Scott Pruitt has taken luxury flights to Rome and Morocco, spent months at the home of oil and gas lobbyists, hired a personal army, looked into bulletproof desks, arranged illegal raises for aides who spent much of their times doing his errands, snagged a Chick-fil-A franchise for his wife and set a new record for the term “fancy pants.” But he apparently managed to do it all with smoke signals and carefully timed blinks, because according to the results of a search into Pruitt’s emails produced just one (1), that would be uno, emails written to anyone outside the EPA during his first ten months in office.
According to Politico, Pruitt explains his monk-like denial of the electronic by claiming that he holds all his conversations “in person or over the phone”—presumably meaning that he bundles people into the $43,000 cone of silence he had installed inside his office. But that seems … not just unlikely, but ridiculous. Pruitt is already well known for fleeing his own office to use the phones of EPA employees out of fear that, despite having brought in outside security experts to scan for bugs, twice, someone might be listening in on his line.

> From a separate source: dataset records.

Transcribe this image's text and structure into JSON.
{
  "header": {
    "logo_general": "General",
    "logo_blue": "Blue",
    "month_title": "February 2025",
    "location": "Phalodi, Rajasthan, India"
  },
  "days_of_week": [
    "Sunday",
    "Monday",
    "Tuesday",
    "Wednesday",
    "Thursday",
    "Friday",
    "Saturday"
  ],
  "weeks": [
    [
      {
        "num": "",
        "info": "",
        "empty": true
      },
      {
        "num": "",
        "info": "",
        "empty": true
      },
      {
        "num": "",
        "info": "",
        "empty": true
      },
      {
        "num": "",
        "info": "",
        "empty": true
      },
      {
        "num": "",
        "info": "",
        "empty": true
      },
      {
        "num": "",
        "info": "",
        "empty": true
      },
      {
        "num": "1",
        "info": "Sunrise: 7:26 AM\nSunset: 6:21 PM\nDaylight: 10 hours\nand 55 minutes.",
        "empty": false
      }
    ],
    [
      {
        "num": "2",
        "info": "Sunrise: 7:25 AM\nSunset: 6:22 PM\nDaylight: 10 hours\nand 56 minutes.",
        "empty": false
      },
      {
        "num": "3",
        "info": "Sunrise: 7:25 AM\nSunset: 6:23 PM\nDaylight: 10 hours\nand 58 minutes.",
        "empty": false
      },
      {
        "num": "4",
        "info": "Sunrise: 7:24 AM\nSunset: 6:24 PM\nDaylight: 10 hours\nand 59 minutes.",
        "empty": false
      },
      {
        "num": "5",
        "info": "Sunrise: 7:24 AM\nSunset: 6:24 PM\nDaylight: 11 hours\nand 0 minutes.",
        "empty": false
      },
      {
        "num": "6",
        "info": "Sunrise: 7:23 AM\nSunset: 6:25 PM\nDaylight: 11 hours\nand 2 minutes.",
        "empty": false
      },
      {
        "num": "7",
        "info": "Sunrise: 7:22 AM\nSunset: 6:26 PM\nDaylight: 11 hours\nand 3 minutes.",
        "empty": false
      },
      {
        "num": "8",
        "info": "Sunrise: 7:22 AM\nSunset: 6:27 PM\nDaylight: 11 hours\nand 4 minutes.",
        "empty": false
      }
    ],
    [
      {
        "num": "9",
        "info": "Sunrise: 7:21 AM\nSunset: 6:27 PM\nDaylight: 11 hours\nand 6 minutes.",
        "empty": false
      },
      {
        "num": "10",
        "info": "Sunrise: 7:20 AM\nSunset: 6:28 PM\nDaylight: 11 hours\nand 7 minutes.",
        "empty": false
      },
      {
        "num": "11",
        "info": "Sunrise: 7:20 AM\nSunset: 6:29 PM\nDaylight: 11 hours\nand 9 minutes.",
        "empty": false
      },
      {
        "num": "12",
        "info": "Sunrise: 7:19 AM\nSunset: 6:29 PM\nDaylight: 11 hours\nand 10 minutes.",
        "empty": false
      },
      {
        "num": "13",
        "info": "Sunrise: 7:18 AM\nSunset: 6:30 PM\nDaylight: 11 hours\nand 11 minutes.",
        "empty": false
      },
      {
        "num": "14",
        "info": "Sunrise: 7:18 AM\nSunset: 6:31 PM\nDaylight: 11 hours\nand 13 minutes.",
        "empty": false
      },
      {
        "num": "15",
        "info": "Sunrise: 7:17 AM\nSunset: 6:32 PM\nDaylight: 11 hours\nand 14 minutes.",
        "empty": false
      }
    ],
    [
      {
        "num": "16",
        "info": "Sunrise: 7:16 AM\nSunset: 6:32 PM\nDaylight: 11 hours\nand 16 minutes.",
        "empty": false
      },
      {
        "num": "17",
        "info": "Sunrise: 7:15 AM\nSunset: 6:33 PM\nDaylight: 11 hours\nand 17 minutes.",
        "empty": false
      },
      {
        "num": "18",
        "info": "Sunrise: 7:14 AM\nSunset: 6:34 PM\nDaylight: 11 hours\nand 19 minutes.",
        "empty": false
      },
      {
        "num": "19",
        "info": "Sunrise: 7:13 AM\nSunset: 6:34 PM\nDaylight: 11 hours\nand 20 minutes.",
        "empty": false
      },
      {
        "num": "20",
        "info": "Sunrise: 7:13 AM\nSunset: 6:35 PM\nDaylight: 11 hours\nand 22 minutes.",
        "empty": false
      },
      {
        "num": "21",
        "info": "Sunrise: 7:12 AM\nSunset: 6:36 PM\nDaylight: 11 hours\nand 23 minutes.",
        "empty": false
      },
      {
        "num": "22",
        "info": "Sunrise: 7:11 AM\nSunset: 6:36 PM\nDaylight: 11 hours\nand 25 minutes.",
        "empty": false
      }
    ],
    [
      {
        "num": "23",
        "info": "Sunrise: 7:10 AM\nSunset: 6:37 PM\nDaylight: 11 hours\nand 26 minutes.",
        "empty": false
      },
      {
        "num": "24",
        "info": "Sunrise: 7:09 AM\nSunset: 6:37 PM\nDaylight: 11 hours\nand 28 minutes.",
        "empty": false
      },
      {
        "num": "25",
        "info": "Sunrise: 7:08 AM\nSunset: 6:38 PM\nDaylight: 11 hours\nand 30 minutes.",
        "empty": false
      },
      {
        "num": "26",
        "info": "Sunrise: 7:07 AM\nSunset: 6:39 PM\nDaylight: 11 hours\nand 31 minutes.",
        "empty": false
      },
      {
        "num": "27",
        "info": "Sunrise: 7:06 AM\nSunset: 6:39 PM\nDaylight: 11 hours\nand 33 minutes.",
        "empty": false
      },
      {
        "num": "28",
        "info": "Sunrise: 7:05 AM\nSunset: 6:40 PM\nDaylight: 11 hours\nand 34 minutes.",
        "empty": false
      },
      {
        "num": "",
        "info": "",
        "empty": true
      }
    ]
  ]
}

Oversight groups said it seems implausible that someone as active as Pruitt, who meets frequently with political and industry allies, would have sent only a single email to someone outside EPA.
What seems much more likely is that, just as he likes to use phones other than his own, Pruitt has been making his emails using other accounts.

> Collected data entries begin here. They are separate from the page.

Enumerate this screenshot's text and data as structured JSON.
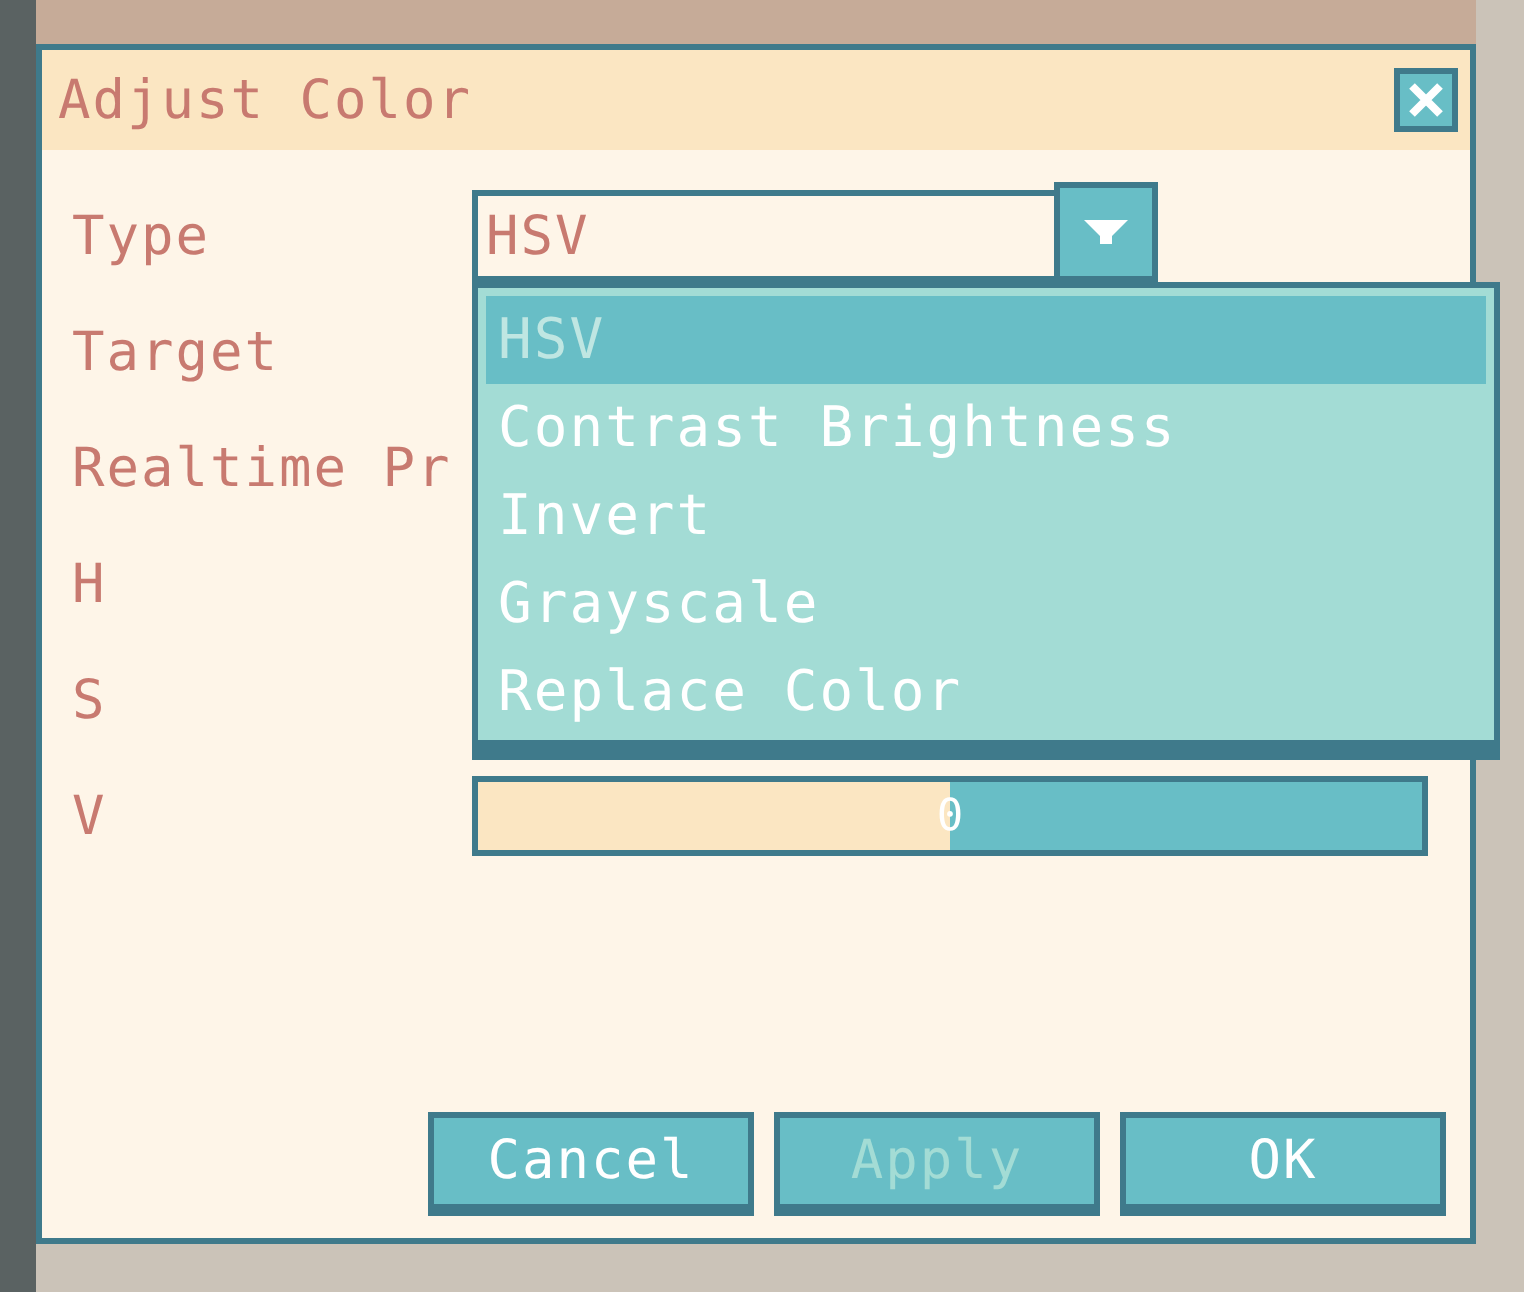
{
  "dialog": {
    "title": "Adjust Color",
    "fields": [
      {
        "kind": "combo",
        "label": "Type",
        "value": "HSV",
        "expanded": true,
        "options": [
          {
            "label": "HSV",
            "selected": true
          },
          {
            "label": "Contrast Brightness",
            "selected": false
          },
          {
            "label": "Invert",
            "selected": false
          },
          {
            "label": "Grayscale",
            "selected": false
          },
          {
            "label": "Replace Color",
            "selected": false
          }
        ]
      },
      {
        "kind": "label",
        "label": "Target"
      },
      {
        "kind": "label",
        "label": "Realtime Pr"
      },
      {
        "kind": "label",
        "label": "H"
      },
      {
        "kind": "label",
        "label": "S"
      },
      {
        "kind": "slider",
        "label": "V",
        "level": 0.5,
        "reading": "0"
      }
    ],
    "buttons": [
      {
        "label": "Cancel",
        "disabled": false
      },
      {
        "label": "Apply",
        "disabled": true
      },
      {
        "label": "OK",
        "disabled": false
      }
    ]
  }
}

In fact, a Washington Post report back in April revealed that Scott Pruitt had at least four email accounts. These accounts, uncovered by Democratic Senators Jeff Merkley and Tom Carper, included not just Pruitt’s official address at “pruitt.scott@epa.gov,” but also “esp7@epa.gov”, “adm14pruitt@epa.gov” and “sooners7@epa.gov.” Those additional emails were clearly created for no purpose other than to allow Pruitt to conduct business without being observed. Staffers at the EPA noted then that “Pruitt’s use of different emails has raised concern among agency lawyers.” Those are just the semi-official “.gov” emails that were found—and it’s not as if Pruitt volunteered their existence.
At the time of that story, Pruitt’s assistants explained away the additional addresses by saying that one was used for “calendering” and another for “public correspondence.” And that’s a quandry: Because if Pruitt had an email account specially set up for public correspondence, how can there only be one email between Pruitt and anyone outside the EPA?

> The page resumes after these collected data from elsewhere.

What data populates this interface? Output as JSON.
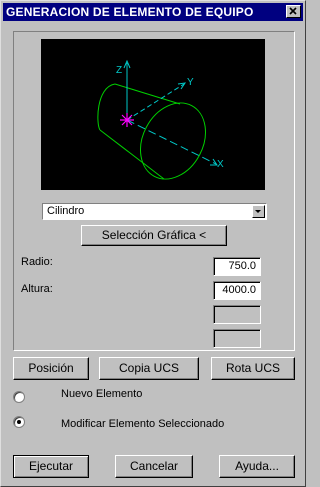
{
  "window": {
    "title": "GENERACION DE ELEMENTO DE EQUIPO"
  },
  "preview": {
    "axes": {
      "z": "Z",
      "y": "Y",
      "x": "X"
    },
    "colors": {
      "background": "#000000",
      "axis": "#00c8c8",
      "cylinder": "#00d000",
      "origin": "#ff00ff"
    }
  },
  "shape_select": {
    "value": "Cilindro"
  },
  "graphic_select_button": "Selección Gráfica <",
  "params": [
    {
      "label": "Radio:",
      "value": "750.0"
    },
    {
      "label": "Altura:",
      "value": "4000.0"
    },
    {
      "label": "",
      "value": ""
    },
    {
      "label": "",
      "value": ""
    }
  ],
  "buttons": {
    "position": "Posición",
    "copy_ucs": "Copia UCS",
    "rotate_ucs": "Rota UCS"
  },
  "mode": {
    "options": [
      {
        "label": "Nuevo Elemento",
        "selected": false
      },
      {
        "label": "Modificar Elemento Seleccionado",
        "selected": true
      }
    ]
  },
  "footer": {
    "execute": "Ejecutar",
    "cancel": "Cancelar",
    "help": "Ayuda..."
  }
}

The only email that Pruitt acknowledges sending from any of his epa.gov addresses was to an energy consulting firm that had invited him to speak at an investment gathering.
What seems dead obvious is that Scott Pruitt is either not turning over all emails from his epa accounts, or—even more likely—he has other email accounts. Pruitt’s paranoia about being overheard has led him to take ludicrous steps to secure his phone and offices. The idea that he has done the same with his emails seems almost certain.
And that Republicans will continue to protect Pruitt, despite a string of scandals that’s outpacing Al Capone, is just as predictable. Because when Donald Trump says “zero tolerance,” he doesn’t mean rich white guys. Rich white guys get second chances. And third. And … please, take another.